Die Zahl der Diabetespatienten wächst – weltweit und auch in Deutschland. Das ist nichts Neues. Doch entwickelt sie sich dramatischer als bisher angenommen. Das zeigt der aktuelle Versorgungsatlas zum Thema “Diabetes”, den das Zentralinstitut für die kassenärztliche Versorgung (Zi) im Februar vorgelegt hat.
In Deutschland leben 7 bis 9 Prozent Diabetiker – dachte man zumindest. Zu einem noch schlechteren Ergebnis kommen die Wissenschaftler vom Versorgungsatlas: Erstmals haben sie auf der Basis bundesweiter ärztlicher Abrechnungsdaten die Häufigkeit (Prävalenz) von Diabetes mellitus für die Jahre 2009 bis 2015 erfasst. Auch die Neuerkrankungsrate (Inzidenz) wurde für die Jahre 2012 bis 2014 erhoben.
Schon die Zahl neuerkrankter Patienten liegt höher als bisher angenommen: Die Studie zeigt, dass jährlich bei rund 500 000 Menschen in Deutschland zum ersten Mal Typ-2-Diabetes diagnostiziert wird. Damit wächst auch die Häufigkeit: Die Diabetes-Prävalenz ist insgesamt von 8,9 im Jahr 2009 auf 9,8 Prozent in 2015 gestiegen. Die gute Nachricht: Der Anteil der Patienten mit Typ-1-Diabetes ist im gleichen Zeitraum von 0,33 auf 0,28 Prozent leicht gesunken.
Mehr männliche Diabetiker
Männer in fast allen Altersgruppen sind vom Diabetes stärker betroffen als Frauen. Am häufigsten trat die chronische Erkrankung bei Männern zwischen 80 und 85 Jahren auf (im Jahr 2015 bei rund 35 Prozent). Bei gleichaltrigen Frauen lag der Anteil in diesem Zeitraum ebenfalls hoch (32 Prozent). Eine weitere Erkenntnis der Studie, die aber nicht neu ist: Im Osten Deutschlands gibt es mehr Diabetiker. So haben in den neuen Bundesländern 11,8 Prozent der Bürger Diabetes, in den alten dagegen 9,2 Prozent.
Starnberg top, Prignitz flop
Noch ausgeprägter sind die Unterschiede auf Kreisebene: Im Kreis Starnberg (Bayern) ist die Häufigkeit des Typ-2-Diabetes mit 6,5 Prozent bundesweit zwischen 2013 und 2015 am niedrigsten. Mehr als doppelt so viele Diabetiker fanden die Forscher hingegen im Kreis Prignitz (Brandenburg) mit 14,2 Prozent.
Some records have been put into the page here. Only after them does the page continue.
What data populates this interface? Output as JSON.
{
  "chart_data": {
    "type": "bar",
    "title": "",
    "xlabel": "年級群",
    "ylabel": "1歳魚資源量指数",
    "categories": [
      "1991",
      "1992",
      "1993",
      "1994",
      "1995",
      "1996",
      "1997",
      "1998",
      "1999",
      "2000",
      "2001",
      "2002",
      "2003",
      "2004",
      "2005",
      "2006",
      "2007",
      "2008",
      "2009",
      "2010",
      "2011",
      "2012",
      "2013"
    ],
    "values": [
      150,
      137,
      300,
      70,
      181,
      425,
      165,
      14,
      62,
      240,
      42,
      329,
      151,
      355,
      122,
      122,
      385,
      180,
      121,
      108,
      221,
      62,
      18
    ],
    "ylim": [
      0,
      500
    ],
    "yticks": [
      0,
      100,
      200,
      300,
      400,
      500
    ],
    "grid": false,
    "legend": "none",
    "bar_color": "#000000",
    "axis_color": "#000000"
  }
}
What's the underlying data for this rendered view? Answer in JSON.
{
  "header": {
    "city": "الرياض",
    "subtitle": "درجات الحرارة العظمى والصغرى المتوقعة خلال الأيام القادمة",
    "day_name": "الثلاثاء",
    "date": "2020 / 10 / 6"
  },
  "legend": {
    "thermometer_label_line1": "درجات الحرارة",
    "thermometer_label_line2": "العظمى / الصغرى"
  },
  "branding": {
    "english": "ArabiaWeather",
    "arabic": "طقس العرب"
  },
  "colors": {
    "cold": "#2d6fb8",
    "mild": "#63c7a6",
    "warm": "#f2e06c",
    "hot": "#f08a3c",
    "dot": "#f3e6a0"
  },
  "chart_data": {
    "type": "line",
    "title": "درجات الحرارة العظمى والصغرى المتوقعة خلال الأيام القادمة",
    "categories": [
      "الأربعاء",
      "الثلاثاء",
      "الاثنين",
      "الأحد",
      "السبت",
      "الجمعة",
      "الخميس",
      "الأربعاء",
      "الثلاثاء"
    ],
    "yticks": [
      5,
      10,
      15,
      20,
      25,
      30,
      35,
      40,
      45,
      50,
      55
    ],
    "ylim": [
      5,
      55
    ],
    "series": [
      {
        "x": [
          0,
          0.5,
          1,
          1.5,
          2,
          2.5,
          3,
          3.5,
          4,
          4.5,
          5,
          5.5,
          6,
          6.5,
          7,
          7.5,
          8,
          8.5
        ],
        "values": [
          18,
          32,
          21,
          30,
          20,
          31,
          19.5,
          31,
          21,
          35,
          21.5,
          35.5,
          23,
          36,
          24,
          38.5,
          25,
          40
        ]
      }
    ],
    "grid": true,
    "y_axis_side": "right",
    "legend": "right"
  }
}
Im Osten Deutschlands erkranken Frauen und Männer zudem früher an Typ-2-Diabetes als im Westen.
Viele junge Frauen im Westen mit Typ-2-Diabetes
Der Typ-2-Diabetes machte zwischen 2009 und 2015 mit fast 96 Prozent der Gesamthäufigkeit den größten Anteil des diagnostizierten Diabetes aus, so die Forscher. Beim Typ-1-Diabetes und den sonstigen Diabetestypen fiel dieser sehr gering aus.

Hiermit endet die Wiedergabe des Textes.